Wir haderten kurz, ob wir es riskieren sollten das lose Geröllfeld, das sich uns bot, zu durchqueren. Die Träger machten es uns zwar die ganze Zeit vor und so sahen wir zumindest, dass sie nicht gleich in die Tiefe gerissen und verschüttet wurden, aber noch wagten wir selber keinen Schritt vorwärts. Dann lief ein älterer Mann an uns vorbei und nachdem er die Mitte erreicht hatte, ließen wir letztendlich alle Zweifel über Bord fallen und folgten ihm. Er war wohl fast so alt wie wir beide zusammen, aber barfuss lief er behände durch das Katastrophengebiet. Er sagte uns im Vorbeigehen wir sollen die Schuhe ausziehen und:
"Bitte leise laufen!"
Wie bitte? Ja, dann würde schon nichts von oben nachrutschen. Na, wenn er so sein Leben lang überlebt hatte, musste zu mindestens irgendwas dran sein, hofften wir.
Wir liefen also leise und schnell durch die lose Geröllmasse.
Der alte Mann hatte zudem einen pinken, großen Reisetrolley mit Rollen geschultert. Absurd! Das Ding war hier, zwischen all den Gesteinsmassen, wirklich total fehl am Platze. Mit so einem Koffer kam man auf dem glatten Boden eines Flughafen sicher gut zurecht, aber bestimmt nicht in einem Erdrutsch auf dem Dach der Welt. Der Mann trug seinen Koffer trotzdem mit stoischer Ruhe und Gelassenheit abwechselnd auf dem Kopf oder gebückt auf dem Rücken. Wir weit es noch bis Danaqyu sei fragten wir. Er sagte ganz ruhig und als wenn es das natürlichste der Welt sei: „Nur noch vier Stunden“ und leichtfüßig lief er dabei weiter, als wäre es ein Spaziergang mit seinem unergonomischen Klotz. Wir schauten uns an. Nur noch vier Stunden? Wir überlegten kurz. In Deutschland wäre so eine Szene wahrscheinlich reif für die “Versteckte Kamera“ gewesen. Hier war zu mindestens ziemlich sicher keine und das ganze einfach nur Alltag im Gebirge.

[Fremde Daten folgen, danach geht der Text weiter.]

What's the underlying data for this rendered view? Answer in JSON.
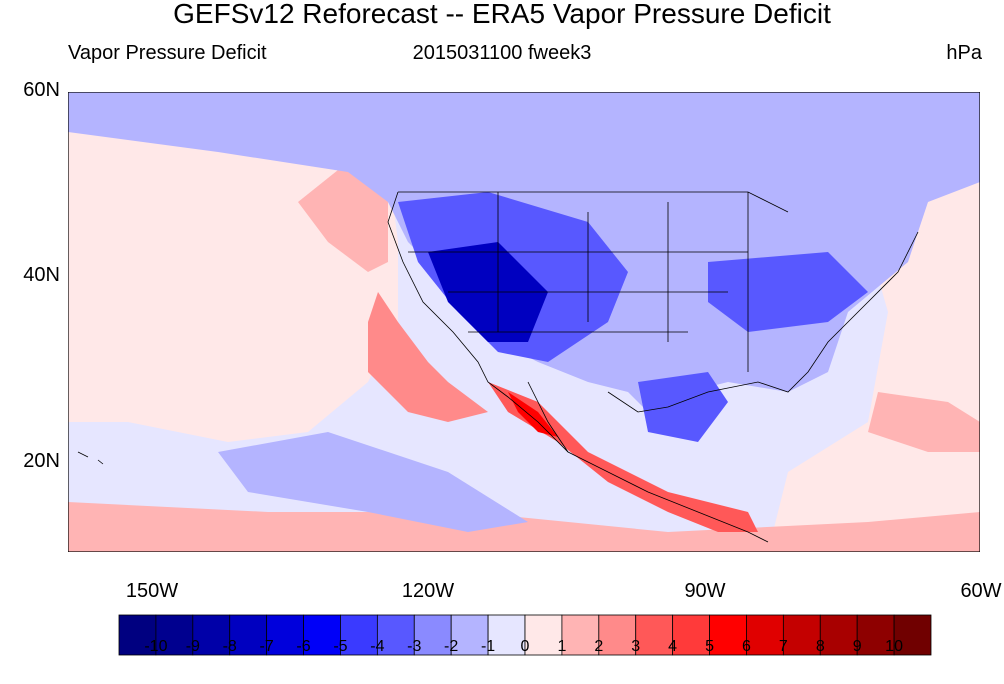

Wieder mal merkt man, dass die Menschen zwar inzwischen schon Smartphones haben, ihr Denken und Lebenseinstellung auf Grund der Verhältnisse in denen sie zu Hause sind grundlegend anders ist.
In den Gegenden der Sherpas werden alle Entfernungen in Marschstunden gerechnet. Sechs Stunden hier hin, eine Stunde da hin. Nach zwei Stunden waren wir immer noch einiges von Danaqyu entfernt und es dämmerte schon. Die angegebenen Zeitstunden stimmten meistens, wenn man wie die Sherpas ohne Pausen durchmarschierte.
Wir konnten also nicht einfach doppelt so schnell laufen, die Zeit war knapp bemessen, sondern wir mussten einfach doppelt so lange laufen, um mehr Strecke zu schaffen. Länger durchhalten. Deshalb war früher loslaufen und später aufhören angesagt.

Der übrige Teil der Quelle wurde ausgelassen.